Steven Senne, Associated Press
In this April 10, 2018, file photo, a high school principal displays vaping devices that were confiscated from students in such places as restrooms or hallways at the school in Massachusetts. U.S. health officials are scrambling to keep e-cigarettes away from teenagers amid an epidemic of underage use. But doctors face a new dilemma: there are few effective options for weening young people off nicotine vaping devices like Juul.

SALT LAKE CITY — The Food and Drug Administration said Wednesday that there have been dozens of seizures reported after vaping, USA Today reports.
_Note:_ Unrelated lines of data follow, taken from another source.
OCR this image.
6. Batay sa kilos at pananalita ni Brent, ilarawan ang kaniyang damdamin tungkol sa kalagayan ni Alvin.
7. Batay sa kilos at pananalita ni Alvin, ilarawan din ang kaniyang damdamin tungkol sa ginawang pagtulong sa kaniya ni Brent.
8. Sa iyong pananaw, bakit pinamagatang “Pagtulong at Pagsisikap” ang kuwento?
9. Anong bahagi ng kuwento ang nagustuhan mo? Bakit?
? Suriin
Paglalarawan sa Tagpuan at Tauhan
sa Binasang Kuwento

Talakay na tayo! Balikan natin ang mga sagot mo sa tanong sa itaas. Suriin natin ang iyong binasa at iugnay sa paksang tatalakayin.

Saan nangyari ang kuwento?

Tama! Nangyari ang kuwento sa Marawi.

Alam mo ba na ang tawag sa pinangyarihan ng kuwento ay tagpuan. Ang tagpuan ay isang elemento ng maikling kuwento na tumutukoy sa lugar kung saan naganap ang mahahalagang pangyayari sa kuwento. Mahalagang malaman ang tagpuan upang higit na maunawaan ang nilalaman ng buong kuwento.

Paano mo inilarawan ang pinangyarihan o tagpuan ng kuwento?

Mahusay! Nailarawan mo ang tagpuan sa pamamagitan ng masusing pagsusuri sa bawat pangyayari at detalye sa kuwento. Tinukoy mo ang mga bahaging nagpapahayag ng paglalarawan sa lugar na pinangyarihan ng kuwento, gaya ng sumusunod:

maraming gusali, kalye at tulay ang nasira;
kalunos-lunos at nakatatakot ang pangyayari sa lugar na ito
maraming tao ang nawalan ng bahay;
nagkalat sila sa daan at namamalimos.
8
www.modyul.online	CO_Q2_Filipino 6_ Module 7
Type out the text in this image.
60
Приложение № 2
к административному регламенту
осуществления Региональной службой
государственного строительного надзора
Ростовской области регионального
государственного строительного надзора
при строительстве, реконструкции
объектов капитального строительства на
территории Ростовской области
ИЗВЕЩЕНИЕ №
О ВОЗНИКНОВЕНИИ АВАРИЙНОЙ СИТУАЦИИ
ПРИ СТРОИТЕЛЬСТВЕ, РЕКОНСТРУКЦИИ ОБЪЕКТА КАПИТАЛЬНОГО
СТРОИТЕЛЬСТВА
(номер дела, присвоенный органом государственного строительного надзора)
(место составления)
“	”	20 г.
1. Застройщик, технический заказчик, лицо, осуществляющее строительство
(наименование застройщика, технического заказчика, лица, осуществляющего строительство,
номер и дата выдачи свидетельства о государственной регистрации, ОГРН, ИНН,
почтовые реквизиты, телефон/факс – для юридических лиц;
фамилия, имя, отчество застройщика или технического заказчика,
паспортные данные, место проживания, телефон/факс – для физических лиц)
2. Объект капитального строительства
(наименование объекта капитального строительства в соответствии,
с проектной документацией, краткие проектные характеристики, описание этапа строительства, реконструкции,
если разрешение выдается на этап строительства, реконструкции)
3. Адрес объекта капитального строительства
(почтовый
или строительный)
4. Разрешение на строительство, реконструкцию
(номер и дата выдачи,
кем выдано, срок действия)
  • The FDA said most of the reports have come from young people. At least 35 people have reported having seizures after using electronic cigarettes in the last decade.
  • “We have reports indicating that some people who use e-cigarettes, especially youth and young adults, are experiencing seizures following their use,” FDA Commission Scott Gottlieb said in a statement, according to NBC News.
  • Seizures and convulsions have been noted as possible side effects from nicotine poisoning. The events reportedly occurred from people who might have swallowed the vaping liquid, which contains nicotine, according to USA Today.
  • Gottlieb said the FDA doesn’t have any firm connection between the e-cigarettes and seizures. He said the agency will investigate the incidents.
  • “We can't yet say for certain that e-cigarettes are causing these seizures,” the FDA said, according to NBC News.
2 comments on this story

Yes, but: Gottlieb said that "as a public health agency, it’s our job to communicate about potential safety concerns associated with the products we regulate that are under scientific investigation by the agency."

Flashback: In 2018, the FDA released a mandate that limited the sales of flavored e-cigarette products to only tobacco and vape shops, according to The New York Times.

  • The FDA’s effort was made to help limit children and teenagers’ access to vapes and e-cigarettes, the New York Times reported.
  • The FDA released guidelines back in March that restricts sales for most flavored products in convenience stores, gas stations, pharmacies and other retail spots, too, The Associated Press reports.